SAA: Bail-out or not? #haveyoursay

April 30, 2018 (8 months, 3 weeks ago)

Parliament has learnt that SAA needs another R4.8 bn bailout immediately after the recent R10bn bailout received in December 2017. Read the article below, and have your say and People's Assembly will send your response to the relevant Parliamentary committees.

Parliament told further R4.8 billion needed immediately after December R10 billion bailout

Parliament’s Standing Committee on Public Accounts (SCOPA) was told on 24 April that SAA needs another R4.8 billion immediately. This is after National Treasury gave a R10 billion bail-out to South African Airways in December 2017 so that it could be deemed a going concern on 31 March 2017 by the Auditor-General.

Asked if the R4.8 billion was required to prevent SAA from grinding to a halt, SAA CEO, Vuyani Jarana, told SCOPA it was needed immediately, keeping in mind that SAA has no credit line, there is a cash ban and a gap between revenue and expenses, so there is a need for capital to sustain the operations. He said the R10 billion paid by government in December 2017 had R7.6 billion going to pay lenders and R2.4 billion was supporting working capital requirements.

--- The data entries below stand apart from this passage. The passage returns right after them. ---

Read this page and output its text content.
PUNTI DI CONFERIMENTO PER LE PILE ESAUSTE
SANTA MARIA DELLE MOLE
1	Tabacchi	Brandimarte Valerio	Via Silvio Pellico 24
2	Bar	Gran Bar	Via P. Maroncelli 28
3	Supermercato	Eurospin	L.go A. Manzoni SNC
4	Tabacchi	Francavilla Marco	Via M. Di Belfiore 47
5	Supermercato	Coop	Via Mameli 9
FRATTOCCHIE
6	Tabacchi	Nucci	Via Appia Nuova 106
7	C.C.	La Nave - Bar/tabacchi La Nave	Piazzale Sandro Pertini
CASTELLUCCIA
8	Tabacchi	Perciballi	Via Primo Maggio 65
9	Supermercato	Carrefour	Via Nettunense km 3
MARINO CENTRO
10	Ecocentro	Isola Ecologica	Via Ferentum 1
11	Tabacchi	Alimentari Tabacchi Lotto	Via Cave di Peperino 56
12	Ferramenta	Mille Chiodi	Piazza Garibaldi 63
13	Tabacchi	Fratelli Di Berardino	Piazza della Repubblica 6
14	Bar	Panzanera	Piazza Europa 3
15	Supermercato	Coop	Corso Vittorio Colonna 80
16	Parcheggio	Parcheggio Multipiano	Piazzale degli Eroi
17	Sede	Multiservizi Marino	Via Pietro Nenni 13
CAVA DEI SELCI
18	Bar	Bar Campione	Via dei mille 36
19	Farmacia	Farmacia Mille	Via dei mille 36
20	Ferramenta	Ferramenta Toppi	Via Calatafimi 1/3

Out of the 64 aircraft that the SAA Group has, nine are owned and the rest are leased. Long haul carriers are being used for domestic routes which is not ideal and all the domestic routes were loss making even though they were full. The balance sheet could not support the purchase of new aircraft. At present, SAA was paying only the interest on its debts and not the principal.

At the meeting, Deputy Finance Minister, Mondli Gungubele, said the grave financial crisis at SAA had resulted in the Finance Minister commissioning the Deputy Minister and a Treasury team to hold weekly meetings with SAA. He said SCOPA would be briefed on the Long-Term Turnaround Strategy which aims for SAA to break even in 2021. He stressed that the timing was not right for government to consider cutting its ties with SAA as it would cost R60 billion to list it. Another option was to throw it away but the implications would be no less than R60 billion as well. Government had accepted that it is worth it to stick it out until it breaks even in 2021.